Nevada’s taxable sales took their worst nose dive in recent memory in May, continuing an extended skid that could affect indicators ranging from joblessness to state budgets.
Taxable sales, which measure purchases of tangible goods, tumbled 21.1 percent statewide, dropping from $4 billion to $3.2 billion year-over-year in May.
Clark County’s businesses sold $2.4 billion worth of goods in May, down 21.9 percent from $3 billion in May 2008.
Brian Gordon, a principal in local research firm Applied Analysis, called the numbers “abysmal.”
“It demonstrates the challenges the market is facing, the challenges Nevada’s residents are dealing with and the output of a tough economic climate,” Gordon said.
May brought the seventh straight month of double-digit declines in statewide taxable sales, which yield tax collections that fund prisons and schools, among other services.
Sales have faltered every month for more than two years; but until November, the drops ranged from 4 percent to 6 percent.
Since fall, taxable sales have fallen at least 11 percent every month. February’s 18.9 percent was the previous worst. Records show May’s drop to be the worst since at least 1980.
The hardest-hit sectors include construction, wholesale durable goods, dealers of cars and car parts, furniture retailers and sellers of appliances and electronics. All were down at least 30 percent.
Utilities increased sales by 17.7 percent, while sightseeing transportation saw sales jump 92.6 percent. The combined category of performing arts and spectator sports posted a 4 percent sales gain.
Collections on sin taxes dropped as well, with cigarette levies coming in 1.7 percent, $1.7 million, below forecasts, and liquor-tax collections falling 4.1 percent, or $1.6 million, short of projections.
With statewide unemployment nearly doubling to 12 percent from a year ago, consumers can’t spend the way they did in 2008, Gordon said.
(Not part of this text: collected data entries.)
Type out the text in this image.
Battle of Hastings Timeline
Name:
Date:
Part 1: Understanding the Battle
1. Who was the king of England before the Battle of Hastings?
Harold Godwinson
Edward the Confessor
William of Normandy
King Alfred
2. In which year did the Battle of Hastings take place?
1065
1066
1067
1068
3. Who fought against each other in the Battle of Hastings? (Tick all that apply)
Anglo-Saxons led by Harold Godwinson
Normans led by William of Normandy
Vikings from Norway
Plus, housing values continue to dip, and consumer confidence is near all-time lows.
Also, consumers have boosted their savings rate, which leaves less cash for discretionary purchases, said Keith Schwer, director of the Center for Business and Economic Research at the University of Nevada, Las Vegas.
Constrained spending could mean more pain for consumers and a bleaker state fiscal outlook in coming months.
With sales continuing their free fall, some retailers could close, Gordon said. The result? Even higher unemployment.
The slump also has budgetary implications for the state.
Collections from taxable sales fell 19.3 percent year-over-year in May, to $240.3 million. The general fund portion of sales-and-use tax collections for the first 11 months of fiscal 2009 came in 0.95 percent, $8.1 million, below projections of the Economic Forum, which forecasts tax revenue for state budgeting purposes.
The Economic Forum built the potential for major declines in sales-and-use tax collections into its May forecast, but sales have declined more quickly than the forum anticipated.
Its projections called for an 11.4 percent drop in collections for fiscal 2009, which ran from July 1, 2008, to June 30. With May’s results in and one month left to be reported in the fiscal year, the decrease was 11.9 percent, said Russell Guindon, deputy analyst in the Fiscal Division of the Legislative Counsel Bureau. Taxable sales in June would have to decline only 6.6 percent for fiscal 2009’s numbers to meet expectations, Guindon said.
The forum’s forecast factored in the potential for average declines of around 16 percent a month in the last four months of the year, Guindon said. “They did expect things to be pretty bad for the remainder of fiscal 2009, but things might still be a little worse on average than they expected.”
The new, higher sales tax rate isn’t expected to contribute to further sales declines in the near term. The state’s sales tax rose 0.35 of a percentage point on July 1 to 6.85 percent. In Clark County, the rate went up to 8.1 percent, giving Las Vegas one of the highest sales-tax rates in the country.
Gordon said his firm hasn’t studied the effects of the bigger tax.
Schwer said the tax increase would pose a “marginal, very small impact,” at least in coming months. Research shows it takes time for consumers to find alternatives to cutting back, Schwer said.
In the meantime, the nation’s recession, which Schwer called the worst since the 1930s, will have far greater effects on taxable sales than the higher tax rate will.
The collections slump is expected to continue for the foreseeable future.
A turnaround in the numbers will require improvements in the housing and job markets, Gordon said.
Higher housing values would give consumers an important psychological lift, and lower unemployment would put more money in shoppers’ pockets. Gordon said taxable sales declines could moderate later this year, once the year-over-year numbers are being compared with dismal data from November 2008 and beyond.
Even if the national economy improves, don’t expect Nevada to follow immediately with improved consumer spending, Schwer said.
The recession hit Nevada especially hard: The state has led the nation in foreclosures for most of the past two years, and its unemployment rate is 2.3 percentage points above the national rate of 9.7 percent. That subpar economy should make for a recovery that lags improvements nationwide.
“This is working out as you would expect a recession to work out, but it’s maybe a little difficult for people around here because we haven’t seen this type of economic severity in a long, long time,” Schwer said.